Per Base Sequence Content plots out the proportion of each base position in a file for which each of the four normal DNA bases has been called.

In a random library you would expect that there would be little to no difference between the different bases of a sequence run, so the lines in this plot should run parallel with each other. The relative amount of each base should reflect the overall amount of these bases in your genome, but in any case they should not be hugely imbalanced from each other.

It's worth noting that some types of library will always produce biased sequence composition, normally at the start of the read. Libraries produced by priming using random hexamers (including nearly all RNA-Seq libraries) and those which were fragmented using transposases inherit an intrinsic bias in the positions at which reads start. This bias does not concern an absolute sequence, but instead provides enrichement of a number of different K-mers at the 5' end of the reads. Whilst this is a true technical bias, it isn't something which can be corrected by trimming and in most cases doesn't seem to adversely affect the downstream analysis. It will however produce a warning or error in this module.


This module issues a warning if the difference between A and T, or G and C is greater than 10% in any position.


This module will fail if the difference between A and T, or G and C is greater than 20% in any position.

Common reasons for warnings

There are a number of common scenarios which would ellicit a warning or error from this module.

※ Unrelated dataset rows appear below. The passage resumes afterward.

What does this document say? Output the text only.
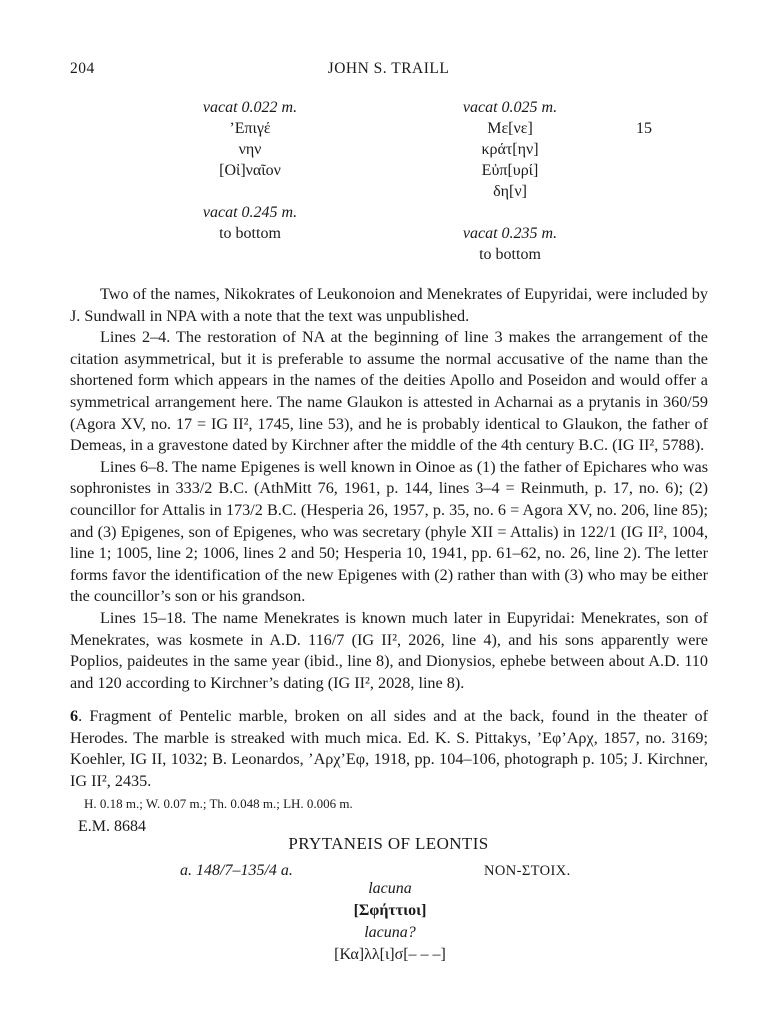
204	JOHN S. TRAILL
vacat 0.022 m.
’Επιγέ
νην
[Οἰ]ναῖον
vacat 0.245 m.
to bottom
vacat 0.025 m.
Με[νε]
κράτ[ην]
Εὐπ[υρί]
δη[ν]
vacat 0.235 m.
to bottom
15

Two of the names, Nikokrates of Leukonoion and Menekrates of Eupyridai, were included by J. Sundwall in NPA with a note that the text was unpublished.

Lines 2–4. The restoration of NA at the beginning of line 3 makes the arrangement of the citation asymmetrical, but it is preferable to assume the normal accusative of the name than the shortened form which appears in the names of the deities Apollo and Poseidon and would offer a symmetrical arrangement here. The name Glaukon is attested in Acharnai as a prytanis in 360/59 (Agora XV, no. 17 = IG II², 1745, line 53), and he is probably identical to Glaukon, the father of Demeas, in a gravestone dated by Kirchner after the middle of the 4th century B.C. (IG II², 5788).

Lines 6–8. The name Epigenes is well known in Oinoe as (1) the father of Epichares who was sophronistes in 333/2 B.C. (AthMitt 76, 1961, p. 144, lines 3–4 = Reinmuth, p. 17, no. 6); (2) councillor for Attalis in 173/2 B.C. (Hesperia 26, 1957, p. 35, no. 6 = Agora XV, no. 206, line 85); and (3) Epigenes, son of Epigenes, who was secretary (phyle XII = Attalis) in 122/1 (IG II², 1004, line 1; 1005, line 2; 1006, lines 2 and 50; Hesperia 10, 1941, pp. 61–62, no. 26, line 2). The letter forms favor the identification of the new Epigenes with (2) rather than with (3) who may be either the councillor’s son or his grandson.

Lines 15–18. The name Menekrates is known much later in Eupyridai: Menekrates, son of Menekrates, was kosmete in A.D. 116/7 (IG II², 2026, line 4), and his sons apparently were Poplios, paideutes in the same year (ibid., line 8), and Dionysios, ephebe between about A.D. 110 and 120 according to Kirchner’s dating (IG II², 2028, line 8).

6. Fragment of Pentelic marble, broken on all sides and at the back, found in the theater of Herodes. The marble is streaked with much mica. Ed. K. S. Pittakys, ’Εφ’Αρχ, 1857, no. 3169; Koehler, IG II, 1032; B. Leonardos, ’Αρχ’Εφ, 1918, pp. 104–106, photograph p. 105; J. Kirchner, IG II², 2435.
H. 0.18 m.; W. 0.07 m.; Th. 0.048 m.; LH. 0.006 m.
E.M. 8684
PRYTANEIS OF LEONTIS
a. 148/7–135/4 a.	NON-ΣΤΟΙΧ.
lacuna
[Σφήττιοι]
lacuna?
[Κα]λλ[ι]σ[– – –]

  1. Overrepresented sequences: If there is any evidence of overrepresented sequences such as adapter dimers or rRNA in a sample then these sequences may bias the overall composition and their sequence will emerge from this plot.
  2. Biased fragmentation: Any library which is generated based on the ligation of random hexamers or through tagmentation should theoretically have good diversity through the sequence, but experience has shown that these libraries always have a selection bias in around the first 12bp of each run. This is due to a biased selection of random primers, but doesn't represent any individually biased sequences. Nearly all RNA-Seq libraries will fail this module because of this bias, but this is not a problem which can be fixed by processing, and it doesn't seem to adversely affect the ablity to measure expression.
  3. Biased composition libraries: Some libraries are inherently biased in their sequence composition. The most obvious example would be a library which has been treated with sodium bisulphite which will then have converted most of the cytosines to thymines, meaning that the base composition will be almost devoid of cytosines and will thus trigger an error, despite this being entirely normal for that type of library
  4. If you are analysing a library which has been aggressivley adapter trimmed then you will naturally introduce a composition bias at the end of the reads as sequences which happen to match short stretches of adapter are removed, leaving only sequences which do not match. Sudden deviations in composition at the end of libraries which have undergone aggressive trimming are therefore likely to be spurious.